Меня тоже часто не утверждали с деликатным комментарием: «У вас лицо странное». И я страдала:
— Все, я никогда не буду сниматься в кино!
Но кастинг-директор успокоила:
— Не переживай, про Раппопорт тоже много лет говорили: «Такое лицо странное», а она стала звездой в Италии и потом у нас.
— Вы переживали, что, может быть, никогда не случится никакой реализации?
— Конечно. Я и из профессии уходила перманентно. Еще с институтских времен. И на втором, и на третьем курсе всерьез думала: все так плохо, что нужно срочно бросать. Мама говорила: «Дура, что ли? А если бы я или любой другой человек при первой же сложности отказывался? Нет, через не могу, через терпение».
— Какие вам нравились мамины актерские работы?
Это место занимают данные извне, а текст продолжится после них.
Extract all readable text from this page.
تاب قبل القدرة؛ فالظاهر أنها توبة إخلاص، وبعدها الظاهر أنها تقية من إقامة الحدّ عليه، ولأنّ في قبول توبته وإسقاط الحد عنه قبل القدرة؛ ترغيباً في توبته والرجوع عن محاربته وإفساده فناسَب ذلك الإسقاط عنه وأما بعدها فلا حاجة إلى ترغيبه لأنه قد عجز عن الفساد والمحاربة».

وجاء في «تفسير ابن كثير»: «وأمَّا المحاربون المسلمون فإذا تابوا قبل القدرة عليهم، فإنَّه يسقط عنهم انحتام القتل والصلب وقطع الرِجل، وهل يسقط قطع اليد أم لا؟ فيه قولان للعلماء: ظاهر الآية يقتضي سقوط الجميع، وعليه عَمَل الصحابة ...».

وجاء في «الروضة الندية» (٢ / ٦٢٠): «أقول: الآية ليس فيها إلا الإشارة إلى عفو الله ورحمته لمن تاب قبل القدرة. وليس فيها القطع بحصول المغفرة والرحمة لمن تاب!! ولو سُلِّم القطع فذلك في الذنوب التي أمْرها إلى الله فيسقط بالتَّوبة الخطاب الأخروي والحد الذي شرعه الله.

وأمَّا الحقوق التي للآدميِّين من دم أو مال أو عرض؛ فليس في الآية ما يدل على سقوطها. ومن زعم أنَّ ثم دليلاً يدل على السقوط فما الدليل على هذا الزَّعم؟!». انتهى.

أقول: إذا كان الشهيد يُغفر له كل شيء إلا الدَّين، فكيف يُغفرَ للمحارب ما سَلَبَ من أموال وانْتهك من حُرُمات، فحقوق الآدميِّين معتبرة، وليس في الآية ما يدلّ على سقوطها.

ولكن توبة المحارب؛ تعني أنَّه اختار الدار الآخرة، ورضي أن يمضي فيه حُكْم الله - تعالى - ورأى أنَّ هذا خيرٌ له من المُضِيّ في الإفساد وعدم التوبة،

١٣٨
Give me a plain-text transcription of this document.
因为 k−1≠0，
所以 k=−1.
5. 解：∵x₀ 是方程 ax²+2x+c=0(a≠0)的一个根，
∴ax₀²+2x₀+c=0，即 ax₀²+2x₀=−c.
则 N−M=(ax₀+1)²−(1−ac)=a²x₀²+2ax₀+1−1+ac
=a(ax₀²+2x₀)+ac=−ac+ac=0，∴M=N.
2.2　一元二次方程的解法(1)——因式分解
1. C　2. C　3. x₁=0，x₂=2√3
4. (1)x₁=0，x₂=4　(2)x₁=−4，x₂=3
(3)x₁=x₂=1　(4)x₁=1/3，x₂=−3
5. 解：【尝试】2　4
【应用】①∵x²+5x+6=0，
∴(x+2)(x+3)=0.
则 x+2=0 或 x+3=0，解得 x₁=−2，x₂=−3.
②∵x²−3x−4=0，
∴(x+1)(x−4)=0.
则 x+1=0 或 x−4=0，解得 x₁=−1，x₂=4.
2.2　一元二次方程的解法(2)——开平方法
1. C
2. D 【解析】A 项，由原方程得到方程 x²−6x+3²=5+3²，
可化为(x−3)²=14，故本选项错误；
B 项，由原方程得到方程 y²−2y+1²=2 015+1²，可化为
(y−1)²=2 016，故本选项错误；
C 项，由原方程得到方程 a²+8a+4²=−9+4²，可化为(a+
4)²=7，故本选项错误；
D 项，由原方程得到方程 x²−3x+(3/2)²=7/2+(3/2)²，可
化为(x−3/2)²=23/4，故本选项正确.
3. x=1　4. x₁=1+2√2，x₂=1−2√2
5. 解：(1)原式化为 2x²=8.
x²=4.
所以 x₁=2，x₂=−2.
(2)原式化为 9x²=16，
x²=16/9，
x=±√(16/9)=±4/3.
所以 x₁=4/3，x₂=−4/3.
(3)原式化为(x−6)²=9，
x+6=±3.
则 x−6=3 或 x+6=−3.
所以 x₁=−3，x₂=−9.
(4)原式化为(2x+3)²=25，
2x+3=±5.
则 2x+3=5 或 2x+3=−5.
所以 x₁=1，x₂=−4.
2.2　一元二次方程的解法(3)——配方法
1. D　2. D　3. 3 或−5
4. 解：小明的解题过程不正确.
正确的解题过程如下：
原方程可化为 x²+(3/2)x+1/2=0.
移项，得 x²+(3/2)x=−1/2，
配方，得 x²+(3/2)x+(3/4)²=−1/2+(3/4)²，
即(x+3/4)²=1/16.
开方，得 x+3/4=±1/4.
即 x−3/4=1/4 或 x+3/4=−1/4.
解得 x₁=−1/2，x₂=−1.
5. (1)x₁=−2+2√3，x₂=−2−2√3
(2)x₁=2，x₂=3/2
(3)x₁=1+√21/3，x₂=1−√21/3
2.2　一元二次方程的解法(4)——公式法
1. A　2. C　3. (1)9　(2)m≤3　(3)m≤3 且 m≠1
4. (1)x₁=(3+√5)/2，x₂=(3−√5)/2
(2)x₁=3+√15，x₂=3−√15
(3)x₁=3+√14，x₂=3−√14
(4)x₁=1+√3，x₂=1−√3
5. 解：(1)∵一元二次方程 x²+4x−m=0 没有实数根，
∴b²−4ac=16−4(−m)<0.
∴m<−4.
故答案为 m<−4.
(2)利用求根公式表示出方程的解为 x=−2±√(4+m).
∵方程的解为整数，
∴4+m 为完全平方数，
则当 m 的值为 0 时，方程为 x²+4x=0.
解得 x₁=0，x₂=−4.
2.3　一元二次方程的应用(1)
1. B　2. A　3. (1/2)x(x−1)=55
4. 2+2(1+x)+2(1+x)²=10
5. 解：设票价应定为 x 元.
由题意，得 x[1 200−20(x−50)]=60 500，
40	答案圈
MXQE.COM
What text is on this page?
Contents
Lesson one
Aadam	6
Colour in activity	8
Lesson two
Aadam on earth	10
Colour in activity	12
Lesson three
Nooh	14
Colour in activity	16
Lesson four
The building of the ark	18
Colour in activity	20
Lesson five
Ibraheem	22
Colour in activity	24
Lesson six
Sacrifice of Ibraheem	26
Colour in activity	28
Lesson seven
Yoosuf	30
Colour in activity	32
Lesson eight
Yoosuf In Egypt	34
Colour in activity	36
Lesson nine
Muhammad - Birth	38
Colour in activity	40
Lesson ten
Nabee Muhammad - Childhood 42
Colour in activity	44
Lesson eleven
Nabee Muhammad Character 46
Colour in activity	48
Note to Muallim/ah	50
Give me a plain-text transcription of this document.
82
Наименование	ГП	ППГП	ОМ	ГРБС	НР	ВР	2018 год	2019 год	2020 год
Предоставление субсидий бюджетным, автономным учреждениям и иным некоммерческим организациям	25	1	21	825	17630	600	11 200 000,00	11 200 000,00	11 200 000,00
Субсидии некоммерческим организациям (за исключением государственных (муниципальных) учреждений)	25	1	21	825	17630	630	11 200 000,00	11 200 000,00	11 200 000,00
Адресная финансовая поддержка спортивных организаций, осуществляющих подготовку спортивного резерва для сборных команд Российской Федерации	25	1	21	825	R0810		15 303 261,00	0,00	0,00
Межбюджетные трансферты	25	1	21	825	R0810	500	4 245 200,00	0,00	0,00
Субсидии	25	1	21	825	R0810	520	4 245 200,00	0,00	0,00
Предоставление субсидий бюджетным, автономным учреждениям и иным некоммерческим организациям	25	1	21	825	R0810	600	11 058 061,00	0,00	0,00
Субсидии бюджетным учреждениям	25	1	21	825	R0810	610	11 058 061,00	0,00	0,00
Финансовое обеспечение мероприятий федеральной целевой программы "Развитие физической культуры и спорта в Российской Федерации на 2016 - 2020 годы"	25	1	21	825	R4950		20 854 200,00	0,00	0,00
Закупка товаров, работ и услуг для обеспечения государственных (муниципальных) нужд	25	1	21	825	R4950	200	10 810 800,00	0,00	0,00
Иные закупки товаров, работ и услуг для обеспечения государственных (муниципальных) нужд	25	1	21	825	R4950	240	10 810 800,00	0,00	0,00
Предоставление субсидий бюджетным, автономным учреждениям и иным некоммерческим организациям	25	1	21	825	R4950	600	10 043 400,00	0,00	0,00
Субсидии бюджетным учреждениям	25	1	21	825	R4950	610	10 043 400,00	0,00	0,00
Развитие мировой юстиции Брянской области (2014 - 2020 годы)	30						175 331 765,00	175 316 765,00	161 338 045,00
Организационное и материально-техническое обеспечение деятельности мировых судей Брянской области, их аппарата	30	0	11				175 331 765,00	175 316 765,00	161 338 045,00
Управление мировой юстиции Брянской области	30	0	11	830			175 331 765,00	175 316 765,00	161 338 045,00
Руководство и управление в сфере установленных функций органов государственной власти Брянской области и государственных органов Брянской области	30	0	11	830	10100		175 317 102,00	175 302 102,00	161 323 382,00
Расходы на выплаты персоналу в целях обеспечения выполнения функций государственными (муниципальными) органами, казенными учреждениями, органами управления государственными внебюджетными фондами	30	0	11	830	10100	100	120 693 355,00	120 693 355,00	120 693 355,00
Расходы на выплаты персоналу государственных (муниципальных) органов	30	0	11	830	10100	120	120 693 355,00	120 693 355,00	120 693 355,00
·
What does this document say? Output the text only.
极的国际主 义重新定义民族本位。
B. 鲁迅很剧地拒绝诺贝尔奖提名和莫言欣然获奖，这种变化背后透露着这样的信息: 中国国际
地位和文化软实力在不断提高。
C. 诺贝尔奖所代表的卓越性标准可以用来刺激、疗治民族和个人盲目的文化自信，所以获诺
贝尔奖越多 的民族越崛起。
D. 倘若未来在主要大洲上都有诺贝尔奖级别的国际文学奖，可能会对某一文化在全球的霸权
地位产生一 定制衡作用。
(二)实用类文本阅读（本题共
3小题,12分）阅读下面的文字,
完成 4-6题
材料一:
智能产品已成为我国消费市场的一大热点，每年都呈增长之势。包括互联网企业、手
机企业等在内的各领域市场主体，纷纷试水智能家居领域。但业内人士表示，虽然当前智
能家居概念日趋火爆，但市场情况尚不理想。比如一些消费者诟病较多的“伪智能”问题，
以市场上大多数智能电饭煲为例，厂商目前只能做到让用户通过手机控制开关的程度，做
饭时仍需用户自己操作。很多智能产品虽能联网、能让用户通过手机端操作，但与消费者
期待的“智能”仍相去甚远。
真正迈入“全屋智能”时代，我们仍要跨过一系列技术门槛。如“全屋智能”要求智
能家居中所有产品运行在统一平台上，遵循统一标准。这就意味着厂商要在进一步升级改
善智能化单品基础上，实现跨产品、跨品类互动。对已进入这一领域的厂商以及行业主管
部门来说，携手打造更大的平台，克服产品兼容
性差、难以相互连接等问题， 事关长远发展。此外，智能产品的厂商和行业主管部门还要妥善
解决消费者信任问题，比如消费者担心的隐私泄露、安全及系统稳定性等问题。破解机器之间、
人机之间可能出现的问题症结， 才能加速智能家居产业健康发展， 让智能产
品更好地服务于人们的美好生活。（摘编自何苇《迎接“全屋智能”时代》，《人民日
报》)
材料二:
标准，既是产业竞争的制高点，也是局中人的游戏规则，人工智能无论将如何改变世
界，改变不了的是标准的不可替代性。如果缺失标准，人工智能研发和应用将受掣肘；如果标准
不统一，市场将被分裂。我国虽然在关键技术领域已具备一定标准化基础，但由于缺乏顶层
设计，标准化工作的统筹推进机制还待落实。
— Я с детства наизусть знала спектакль «А чой-то ты во фраке?». Пока мама его выпускала, сидела все время в зале, слушала, подпевала. Мы с папой и сейчас можем вдруг какие-то цитаты оттуда начать петь... А еще был спектакль «Пришел мужчина к женщине» с Филозовым... Очень хорошее кино «Любовь с привилегиями», но у меня с ним сложные отношения. Мне казалось, маму там обижают...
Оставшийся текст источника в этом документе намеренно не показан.